Re: SVG in text/html

Sam Ruby wrote:

> 1) People often author content which is inserted into a larger context. 
>  Blogs, wikis, comments, are but a few examples.  Requiring the entire 
> page to be xml well formed, and requiring that none of the page be 
> displayed if there is any well formedness errors, is a non-starter for 

What you are basically saying is that the whole XML concept is flawed. 
As I understand it, the reason for requiring well-formedness is not, as 
some people seem to think, so that you can detect and throw out 
documents with very poor syntax, but so that you can mix languages and 
safely embed content, i.e. it is to support the X in XML.  A 
well-formedness violation basically means that you no longer know which 
language (namespace) you are in, and that's why parsers are expected to 

I think the HTML5 approach would end up being to add yet more error 
recovery rules, to cover SVG in HTML cases, MathML, in SVG in HTML 
cases, etc.

> most sites.  I'd love to see the day when svg could be copy/pasted into 
> MySpace and MathML copy/pasted into Facebook, and have it "just work".

That was the key design aim of XML!

Incidentally, as noted in one of my replies to a recent thread on 
www-html, it is not a good idea for blog engines, etc., to simply copy 
third party content into the matrix.  They should be restricting it to 
content that is "well formed" in all intended languages, as part of 
making safe.  If it isn't well formed, some browsers may not correctly 
detect the end of the embedded content, or may be tricked into 
recognising early, thus frustrating the sort of "untrusted" marking that 
was being proposed in that thread, and requiring that any trust marking 
be orthogonal to the DOM structure.
> 2) There are is well-known and widely deployed browser which will not 
> display content served as application/xhtml+xml at all.

Those browsers support embedded VML, not embedded SVG (and actually do 
so using full XML namespace syntax, even though that is not supposed to 
be used in documents served as text/html!
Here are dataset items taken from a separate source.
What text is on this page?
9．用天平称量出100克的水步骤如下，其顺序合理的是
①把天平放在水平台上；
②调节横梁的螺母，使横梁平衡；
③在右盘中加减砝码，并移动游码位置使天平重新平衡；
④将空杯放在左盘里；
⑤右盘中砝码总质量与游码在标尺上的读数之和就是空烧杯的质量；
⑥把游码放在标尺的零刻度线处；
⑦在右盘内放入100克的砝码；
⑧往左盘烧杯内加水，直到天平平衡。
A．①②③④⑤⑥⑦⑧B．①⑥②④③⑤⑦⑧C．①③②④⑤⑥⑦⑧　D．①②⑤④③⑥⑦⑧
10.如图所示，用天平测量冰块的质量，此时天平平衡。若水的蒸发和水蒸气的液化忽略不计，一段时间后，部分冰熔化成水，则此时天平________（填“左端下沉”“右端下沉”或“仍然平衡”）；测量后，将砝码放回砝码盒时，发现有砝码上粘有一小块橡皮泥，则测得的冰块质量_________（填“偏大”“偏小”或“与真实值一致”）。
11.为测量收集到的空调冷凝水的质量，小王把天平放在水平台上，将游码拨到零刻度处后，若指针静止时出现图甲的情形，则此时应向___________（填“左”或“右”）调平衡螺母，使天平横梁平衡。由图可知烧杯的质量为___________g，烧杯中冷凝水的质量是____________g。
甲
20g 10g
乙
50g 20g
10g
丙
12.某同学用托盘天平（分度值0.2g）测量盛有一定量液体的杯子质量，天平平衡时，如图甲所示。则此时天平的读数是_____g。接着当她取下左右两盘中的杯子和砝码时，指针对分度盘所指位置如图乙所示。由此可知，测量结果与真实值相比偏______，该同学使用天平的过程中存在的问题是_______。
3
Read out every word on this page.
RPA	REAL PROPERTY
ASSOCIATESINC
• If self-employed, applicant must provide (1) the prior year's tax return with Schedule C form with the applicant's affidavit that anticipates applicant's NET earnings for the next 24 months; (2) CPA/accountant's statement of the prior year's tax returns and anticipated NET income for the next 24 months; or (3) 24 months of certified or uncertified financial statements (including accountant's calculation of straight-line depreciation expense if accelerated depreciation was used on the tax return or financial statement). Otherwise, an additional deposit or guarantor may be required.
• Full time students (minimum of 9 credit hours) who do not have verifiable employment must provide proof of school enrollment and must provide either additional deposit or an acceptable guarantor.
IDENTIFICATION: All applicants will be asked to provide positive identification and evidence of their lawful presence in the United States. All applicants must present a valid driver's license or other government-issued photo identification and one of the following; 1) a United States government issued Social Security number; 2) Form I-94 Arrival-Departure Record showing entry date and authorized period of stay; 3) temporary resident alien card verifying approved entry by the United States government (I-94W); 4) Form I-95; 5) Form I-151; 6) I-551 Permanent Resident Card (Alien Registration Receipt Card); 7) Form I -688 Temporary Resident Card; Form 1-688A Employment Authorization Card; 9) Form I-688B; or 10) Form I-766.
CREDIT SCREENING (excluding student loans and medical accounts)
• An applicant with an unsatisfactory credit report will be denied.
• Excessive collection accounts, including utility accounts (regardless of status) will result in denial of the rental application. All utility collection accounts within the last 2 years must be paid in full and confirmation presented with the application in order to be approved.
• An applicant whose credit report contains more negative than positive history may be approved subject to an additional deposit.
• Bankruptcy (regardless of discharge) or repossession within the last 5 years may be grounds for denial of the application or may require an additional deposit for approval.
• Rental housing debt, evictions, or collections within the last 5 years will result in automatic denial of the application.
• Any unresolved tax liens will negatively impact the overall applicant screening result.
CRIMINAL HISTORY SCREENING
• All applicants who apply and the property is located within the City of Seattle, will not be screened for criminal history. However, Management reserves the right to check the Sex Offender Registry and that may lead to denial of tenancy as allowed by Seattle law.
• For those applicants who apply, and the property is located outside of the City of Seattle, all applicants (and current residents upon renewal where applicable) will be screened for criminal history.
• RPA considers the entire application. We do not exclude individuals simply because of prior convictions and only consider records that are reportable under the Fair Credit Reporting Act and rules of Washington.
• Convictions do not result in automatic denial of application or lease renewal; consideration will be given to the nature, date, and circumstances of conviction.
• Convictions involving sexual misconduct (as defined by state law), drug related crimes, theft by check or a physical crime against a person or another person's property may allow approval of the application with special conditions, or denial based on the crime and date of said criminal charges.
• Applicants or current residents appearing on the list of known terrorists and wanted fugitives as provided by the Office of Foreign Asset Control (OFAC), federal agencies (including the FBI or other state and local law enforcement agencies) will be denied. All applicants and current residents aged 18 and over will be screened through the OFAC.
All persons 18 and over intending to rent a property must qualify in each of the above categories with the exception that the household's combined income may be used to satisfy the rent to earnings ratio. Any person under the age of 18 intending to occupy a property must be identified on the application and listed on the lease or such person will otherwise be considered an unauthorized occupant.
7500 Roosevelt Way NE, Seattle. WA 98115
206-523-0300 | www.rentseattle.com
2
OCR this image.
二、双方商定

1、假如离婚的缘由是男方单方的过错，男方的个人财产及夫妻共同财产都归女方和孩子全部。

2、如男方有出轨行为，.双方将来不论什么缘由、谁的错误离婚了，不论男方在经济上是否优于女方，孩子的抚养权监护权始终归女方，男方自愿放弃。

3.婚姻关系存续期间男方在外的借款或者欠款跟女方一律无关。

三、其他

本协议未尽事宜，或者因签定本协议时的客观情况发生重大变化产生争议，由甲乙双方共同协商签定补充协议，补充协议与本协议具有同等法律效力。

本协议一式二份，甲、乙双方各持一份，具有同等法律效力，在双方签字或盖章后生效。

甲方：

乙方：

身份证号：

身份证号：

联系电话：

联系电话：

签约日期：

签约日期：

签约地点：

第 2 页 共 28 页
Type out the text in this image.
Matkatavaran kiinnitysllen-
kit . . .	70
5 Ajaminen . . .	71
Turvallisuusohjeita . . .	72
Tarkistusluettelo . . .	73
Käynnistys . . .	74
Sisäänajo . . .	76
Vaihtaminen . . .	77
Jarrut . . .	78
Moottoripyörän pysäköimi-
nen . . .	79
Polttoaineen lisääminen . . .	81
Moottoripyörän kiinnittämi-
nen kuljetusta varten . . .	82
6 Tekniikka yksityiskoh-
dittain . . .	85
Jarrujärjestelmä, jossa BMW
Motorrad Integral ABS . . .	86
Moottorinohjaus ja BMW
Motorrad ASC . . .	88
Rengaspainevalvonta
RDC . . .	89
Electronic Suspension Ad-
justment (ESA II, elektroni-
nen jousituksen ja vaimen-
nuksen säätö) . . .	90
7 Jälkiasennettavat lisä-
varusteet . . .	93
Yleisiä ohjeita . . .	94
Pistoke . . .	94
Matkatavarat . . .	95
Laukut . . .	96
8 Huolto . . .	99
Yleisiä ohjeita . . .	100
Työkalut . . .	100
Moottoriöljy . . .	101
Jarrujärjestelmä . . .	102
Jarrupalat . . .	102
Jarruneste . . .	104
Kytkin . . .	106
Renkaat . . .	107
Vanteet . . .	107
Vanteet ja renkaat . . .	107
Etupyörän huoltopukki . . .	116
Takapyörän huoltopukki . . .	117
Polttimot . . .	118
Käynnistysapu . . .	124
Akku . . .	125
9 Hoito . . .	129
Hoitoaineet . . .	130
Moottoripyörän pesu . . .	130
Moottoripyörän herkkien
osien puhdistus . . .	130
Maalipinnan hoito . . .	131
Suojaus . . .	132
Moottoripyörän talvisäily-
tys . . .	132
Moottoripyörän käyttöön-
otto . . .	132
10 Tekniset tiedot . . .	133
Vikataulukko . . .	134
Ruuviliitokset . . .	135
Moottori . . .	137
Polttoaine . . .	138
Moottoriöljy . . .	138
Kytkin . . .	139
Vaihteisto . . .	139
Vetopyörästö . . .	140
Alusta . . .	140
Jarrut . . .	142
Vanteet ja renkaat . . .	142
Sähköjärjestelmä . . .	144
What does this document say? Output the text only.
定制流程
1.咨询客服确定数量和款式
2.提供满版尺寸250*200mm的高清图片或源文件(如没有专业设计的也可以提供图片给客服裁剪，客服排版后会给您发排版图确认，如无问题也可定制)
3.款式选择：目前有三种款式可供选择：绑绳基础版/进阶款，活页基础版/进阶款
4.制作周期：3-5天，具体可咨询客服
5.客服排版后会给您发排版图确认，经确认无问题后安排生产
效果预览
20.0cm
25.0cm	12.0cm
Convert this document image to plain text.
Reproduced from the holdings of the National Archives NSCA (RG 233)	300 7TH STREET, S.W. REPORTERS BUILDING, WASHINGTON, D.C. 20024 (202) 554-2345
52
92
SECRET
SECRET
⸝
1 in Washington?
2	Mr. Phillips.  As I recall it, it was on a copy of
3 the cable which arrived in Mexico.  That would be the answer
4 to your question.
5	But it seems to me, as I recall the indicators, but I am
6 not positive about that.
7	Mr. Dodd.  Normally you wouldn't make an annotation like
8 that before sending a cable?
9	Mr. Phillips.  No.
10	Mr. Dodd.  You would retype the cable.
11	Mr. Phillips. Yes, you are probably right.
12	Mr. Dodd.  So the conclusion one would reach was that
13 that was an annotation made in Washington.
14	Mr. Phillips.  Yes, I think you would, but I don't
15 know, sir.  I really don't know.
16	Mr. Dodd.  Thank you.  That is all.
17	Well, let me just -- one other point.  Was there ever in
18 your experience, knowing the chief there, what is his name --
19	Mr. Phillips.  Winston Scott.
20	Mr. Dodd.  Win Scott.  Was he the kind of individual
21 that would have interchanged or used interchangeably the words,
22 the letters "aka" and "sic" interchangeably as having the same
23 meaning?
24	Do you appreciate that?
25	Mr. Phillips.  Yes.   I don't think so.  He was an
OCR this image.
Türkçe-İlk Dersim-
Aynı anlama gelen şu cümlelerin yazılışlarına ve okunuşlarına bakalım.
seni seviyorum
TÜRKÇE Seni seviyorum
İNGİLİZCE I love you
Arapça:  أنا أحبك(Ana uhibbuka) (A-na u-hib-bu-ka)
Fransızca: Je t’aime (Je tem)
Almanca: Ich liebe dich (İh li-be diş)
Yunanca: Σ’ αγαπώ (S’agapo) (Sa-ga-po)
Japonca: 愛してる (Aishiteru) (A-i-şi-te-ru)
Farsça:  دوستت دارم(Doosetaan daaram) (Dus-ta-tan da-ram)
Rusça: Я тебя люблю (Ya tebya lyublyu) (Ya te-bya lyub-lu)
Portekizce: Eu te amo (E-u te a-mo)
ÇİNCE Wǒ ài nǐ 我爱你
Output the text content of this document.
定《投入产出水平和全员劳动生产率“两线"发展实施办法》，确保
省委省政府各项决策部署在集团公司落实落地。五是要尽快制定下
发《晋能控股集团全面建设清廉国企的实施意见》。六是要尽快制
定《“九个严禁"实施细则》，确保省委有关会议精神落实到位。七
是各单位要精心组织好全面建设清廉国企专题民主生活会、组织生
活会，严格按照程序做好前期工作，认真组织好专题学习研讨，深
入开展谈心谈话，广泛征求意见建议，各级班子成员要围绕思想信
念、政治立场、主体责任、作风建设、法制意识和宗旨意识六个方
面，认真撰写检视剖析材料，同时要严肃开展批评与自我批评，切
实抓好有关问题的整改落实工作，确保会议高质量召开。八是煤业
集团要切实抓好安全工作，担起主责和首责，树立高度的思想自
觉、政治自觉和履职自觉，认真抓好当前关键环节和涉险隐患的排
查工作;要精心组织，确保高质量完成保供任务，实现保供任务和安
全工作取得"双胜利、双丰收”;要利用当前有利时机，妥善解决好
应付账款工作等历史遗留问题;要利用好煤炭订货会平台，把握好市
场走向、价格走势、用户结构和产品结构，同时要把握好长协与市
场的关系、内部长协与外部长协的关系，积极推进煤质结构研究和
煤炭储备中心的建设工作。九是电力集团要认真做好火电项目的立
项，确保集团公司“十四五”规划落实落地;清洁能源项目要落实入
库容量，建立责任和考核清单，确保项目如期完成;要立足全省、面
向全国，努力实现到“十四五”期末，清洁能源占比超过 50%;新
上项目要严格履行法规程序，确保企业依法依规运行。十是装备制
Note, in general, I think cross-posting between mailing lists is a bad 
idea, as replies are likely to get rejected or moderated on most of 
them, but I've made an exception in this case and even added www-html, 
which seems to me to a more appropriate to discuss whether the XML 
concept was a mistake.  Please note that I am only subscribed to www-svg 
and www-html, amongst the lists used.

David Woolley
Emails are not formal business letters, whatever businesses may want.
RFC1855 says there should be an address here, but, in a world of spam,
that is no longer good advice, as archive address hiding may not work.